First-Principles Modeling of 2D Materials & van der Waals Heterostructures
Using first-principles modeling to investigate the electronic, vibrational, and optical properties of 2D materials like graphene and TMDs. This work explores their heterostructures for next-generation electronic and optoelectronic applications.
Computational Design of Optical and Ferroelectric Materials
My work focuses on investigating nonlinear optical materials, ferroelectrics, and their properties using computational analysis. This includes predicting the response of 2D materials and understanding polarization in novel ferroelectrics like AlScN.
Predictive Modeling of Phase Transitions in Functional Materials
This research uses high-throughput first- and second-principles calculations to predict the finite-T properties of alloys and composites. The goal is to discover and optimize materials for applications like shape-memory alloys and phase-change memory.
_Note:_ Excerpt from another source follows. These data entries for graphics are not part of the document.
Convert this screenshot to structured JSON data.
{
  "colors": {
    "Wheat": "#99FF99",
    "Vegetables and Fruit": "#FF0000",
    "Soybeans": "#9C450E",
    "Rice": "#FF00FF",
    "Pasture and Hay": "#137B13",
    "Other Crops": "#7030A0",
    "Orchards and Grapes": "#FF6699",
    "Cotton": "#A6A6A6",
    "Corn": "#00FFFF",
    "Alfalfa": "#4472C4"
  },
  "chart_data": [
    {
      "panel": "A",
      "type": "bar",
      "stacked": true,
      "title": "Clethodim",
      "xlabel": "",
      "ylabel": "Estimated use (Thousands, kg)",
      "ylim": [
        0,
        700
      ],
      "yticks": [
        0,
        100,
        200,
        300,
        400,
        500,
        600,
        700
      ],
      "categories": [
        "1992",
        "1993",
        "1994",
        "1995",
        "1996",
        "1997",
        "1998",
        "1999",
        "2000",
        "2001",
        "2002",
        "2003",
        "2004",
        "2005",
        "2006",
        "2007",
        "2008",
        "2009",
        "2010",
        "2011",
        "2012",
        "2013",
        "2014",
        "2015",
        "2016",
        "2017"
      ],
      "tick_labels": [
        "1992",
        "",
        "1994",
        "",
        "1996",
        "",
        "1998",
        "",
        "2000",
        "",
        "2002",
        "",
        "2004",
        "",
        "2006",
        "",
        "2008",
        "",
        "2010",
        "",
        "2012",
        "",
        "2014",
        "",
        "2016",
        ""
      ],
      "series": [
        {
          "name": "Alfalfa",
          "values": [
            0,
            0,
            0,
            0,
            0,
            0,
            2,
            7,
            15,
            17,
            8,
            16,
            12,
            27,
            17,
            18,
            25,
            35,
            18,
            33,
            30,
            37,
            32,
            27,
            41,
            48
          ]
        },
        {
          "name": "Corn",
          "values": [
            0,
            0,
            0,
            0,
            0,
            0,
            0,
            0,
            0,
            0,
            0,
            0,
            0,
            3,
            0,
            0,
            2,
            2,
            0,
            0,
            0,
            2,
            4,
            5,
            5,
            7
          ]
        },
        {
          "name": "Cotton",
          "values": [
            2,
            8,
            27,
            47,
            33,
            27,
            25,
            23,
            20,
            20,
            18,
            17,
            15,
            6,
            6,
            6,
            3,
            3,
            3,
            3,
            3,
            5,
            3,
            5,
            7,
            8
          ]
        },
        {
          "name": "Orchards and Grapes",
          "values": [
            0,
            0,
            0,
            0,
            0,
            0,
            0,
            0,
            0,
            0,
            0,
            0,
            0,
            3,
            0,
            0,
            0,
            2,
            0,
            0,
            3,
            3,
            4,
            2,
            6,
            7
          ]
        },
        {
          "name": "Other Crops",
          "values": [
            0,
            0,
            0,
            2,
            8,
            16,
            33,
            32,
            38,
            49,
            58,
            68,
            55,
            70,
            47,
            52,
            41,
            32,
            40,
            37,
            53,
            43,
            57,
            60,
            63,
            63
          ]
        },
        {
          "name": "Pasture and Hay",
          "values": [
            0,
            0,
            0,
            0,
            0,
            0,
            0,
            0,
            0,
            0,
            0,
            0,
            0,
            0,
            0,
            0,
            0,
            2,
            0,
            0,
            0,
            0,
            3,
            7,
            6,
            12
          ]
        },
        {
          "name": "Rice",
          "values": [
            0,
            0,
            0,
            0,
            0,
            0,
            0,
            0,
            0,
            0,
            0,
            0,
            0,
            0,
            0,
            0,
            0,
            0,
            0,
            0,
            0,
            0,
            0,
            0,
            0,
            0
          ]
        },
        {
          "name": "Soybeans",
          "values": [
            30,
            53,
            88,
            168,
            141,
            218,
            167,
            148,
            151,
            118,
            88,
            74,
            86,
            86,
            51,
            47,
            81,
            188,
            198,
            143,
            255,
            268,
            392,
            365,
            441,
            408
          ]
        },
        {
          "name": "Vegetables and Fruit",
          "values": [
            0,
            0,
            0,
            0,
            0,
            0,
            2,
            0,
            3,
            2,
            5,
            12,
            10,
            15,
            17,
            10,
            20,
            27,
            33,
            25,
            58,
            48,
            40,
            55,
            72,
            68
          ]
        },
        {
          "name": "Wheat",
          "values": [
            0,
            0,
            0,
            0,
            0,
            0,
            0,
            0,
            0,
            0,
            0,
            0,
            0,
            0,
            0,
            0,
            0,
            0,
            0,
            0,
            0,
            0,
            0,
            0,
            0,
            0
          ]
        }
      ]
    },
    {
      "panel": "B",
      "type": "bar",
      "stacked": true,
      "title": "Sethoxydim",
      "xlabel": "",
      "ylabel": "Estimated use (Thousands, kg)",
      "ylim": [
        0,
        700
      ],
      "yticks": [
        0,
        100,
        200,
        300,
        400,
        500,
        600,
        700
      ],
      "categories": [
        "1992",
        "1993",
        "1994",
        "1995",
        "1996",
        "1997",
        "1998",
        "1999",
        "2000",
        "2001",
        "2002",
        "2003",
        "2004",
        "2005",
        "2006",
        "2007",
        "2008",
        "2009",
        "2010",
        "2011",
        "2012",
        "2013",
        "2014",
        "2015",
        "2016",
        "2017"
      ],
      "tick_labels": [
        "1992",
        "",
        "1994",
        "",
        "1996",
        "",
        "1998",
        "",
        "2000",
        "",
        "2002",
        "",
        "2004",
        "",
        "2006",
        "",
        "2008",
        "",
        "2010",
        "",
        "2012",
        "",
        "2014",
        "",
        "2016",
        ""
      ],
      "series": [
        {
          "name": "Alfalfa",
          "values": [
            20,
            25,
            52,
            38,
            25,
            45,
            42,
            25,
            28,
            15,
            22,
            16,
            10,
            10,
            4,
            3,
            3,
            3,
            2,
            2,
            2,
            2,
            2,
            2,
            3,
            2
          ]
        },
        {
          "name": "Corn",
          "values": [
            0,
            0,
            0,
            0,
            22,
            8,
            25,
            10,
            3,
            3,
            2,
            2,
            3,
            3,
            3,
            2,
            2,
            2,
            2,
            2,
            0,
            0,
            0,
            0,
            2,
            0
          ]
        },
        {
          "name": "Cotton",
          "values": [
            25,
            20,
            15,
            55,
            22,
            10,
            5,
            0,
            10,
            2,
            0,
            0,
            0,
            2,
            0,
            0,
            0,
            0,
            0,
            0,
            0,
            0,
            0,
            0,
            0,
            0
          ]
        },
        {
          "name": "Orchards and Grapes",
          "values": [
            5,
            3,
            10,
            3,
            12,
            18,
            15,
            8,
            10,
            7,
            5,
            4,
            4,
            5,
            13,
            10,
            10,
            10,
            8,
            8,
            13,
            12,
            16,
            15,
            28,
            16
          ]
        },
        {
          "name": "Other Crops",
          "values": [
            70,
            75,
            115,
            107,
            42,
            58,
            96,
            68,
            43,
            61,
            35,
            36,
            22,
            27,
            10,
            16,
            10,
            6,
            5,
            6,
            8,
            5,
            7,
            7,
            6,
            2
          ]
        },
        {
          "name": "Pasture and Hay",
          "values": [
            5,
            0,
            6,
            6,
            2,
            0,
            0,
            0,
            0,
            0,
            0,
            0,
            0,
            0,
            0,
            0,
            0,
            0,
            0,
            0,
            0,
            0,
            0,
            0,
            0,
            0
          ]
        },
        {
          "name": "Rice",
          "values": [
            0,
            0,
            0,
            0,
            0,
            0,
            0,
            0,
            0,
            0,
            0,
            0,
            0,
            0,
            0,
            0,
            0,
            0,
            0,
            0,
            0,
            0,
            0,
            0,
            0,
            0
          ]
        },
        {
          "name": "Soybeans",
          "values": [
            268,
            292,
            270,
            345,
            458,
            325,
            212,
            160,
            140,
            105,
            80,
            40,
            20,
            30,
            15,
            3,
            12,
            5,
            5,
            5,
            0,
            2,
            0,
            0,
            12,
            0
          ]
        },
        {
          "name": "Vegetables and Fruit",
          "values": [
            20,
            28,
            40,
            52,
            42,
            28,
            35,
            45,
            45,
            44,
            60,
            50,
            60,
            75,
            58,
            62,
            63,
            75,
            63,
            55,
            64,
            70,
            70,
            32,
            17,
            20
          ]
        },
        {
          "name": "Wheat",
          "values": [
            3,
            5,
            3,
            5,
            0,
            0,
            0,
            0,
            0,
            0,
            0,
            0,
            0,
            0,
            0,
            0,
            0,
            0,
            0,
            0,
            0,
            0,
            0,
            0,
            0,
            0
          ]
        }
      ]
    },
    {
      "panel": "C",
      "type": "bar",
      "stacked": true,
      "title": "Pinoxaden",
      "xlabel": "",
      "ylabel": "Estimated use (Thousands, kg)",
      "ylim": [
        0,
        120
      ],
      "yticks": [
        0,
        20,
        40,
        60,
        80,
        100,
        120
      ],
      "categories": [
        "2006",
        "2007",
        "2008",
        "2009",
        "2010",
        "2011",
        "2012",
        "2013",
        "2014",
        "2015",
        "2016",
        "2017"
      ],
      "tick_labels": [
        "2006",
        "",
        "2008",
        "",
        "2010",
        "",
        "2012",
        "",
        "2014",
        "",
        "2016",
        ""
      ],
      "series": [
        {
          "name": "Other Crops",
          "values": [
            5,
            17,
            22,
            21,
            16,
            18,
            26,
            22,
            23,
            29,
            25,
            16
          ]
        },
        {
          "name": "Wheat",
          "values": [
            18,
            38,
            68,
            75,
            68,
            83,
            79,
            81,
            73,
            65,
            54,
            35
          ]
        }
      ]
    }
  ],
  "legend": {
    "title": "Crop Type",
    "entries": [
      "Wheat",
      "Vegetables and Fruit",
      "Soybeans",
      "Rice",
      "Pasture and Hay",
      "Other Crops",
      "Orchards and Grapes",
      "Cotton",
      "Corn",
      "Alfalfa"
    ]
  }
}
Coupled Excitations in Nanoparticle Chains: Plasmons and Magnons
This theoretical work explores collective excitations in 1D nanoparticle chains. My research developed models for plasmonic and spin waves, investigating effects like Faraday rotation and one-way propagation for potential waveguiding applications.
Computational Method and Software Development
To enable cutting-edge materials research, I develop robust computational tools. This includes creating the "DFTCONTROL" Python package for automating simulations and contributing to the renowned first-principles code ABINIT for NLO property analysis.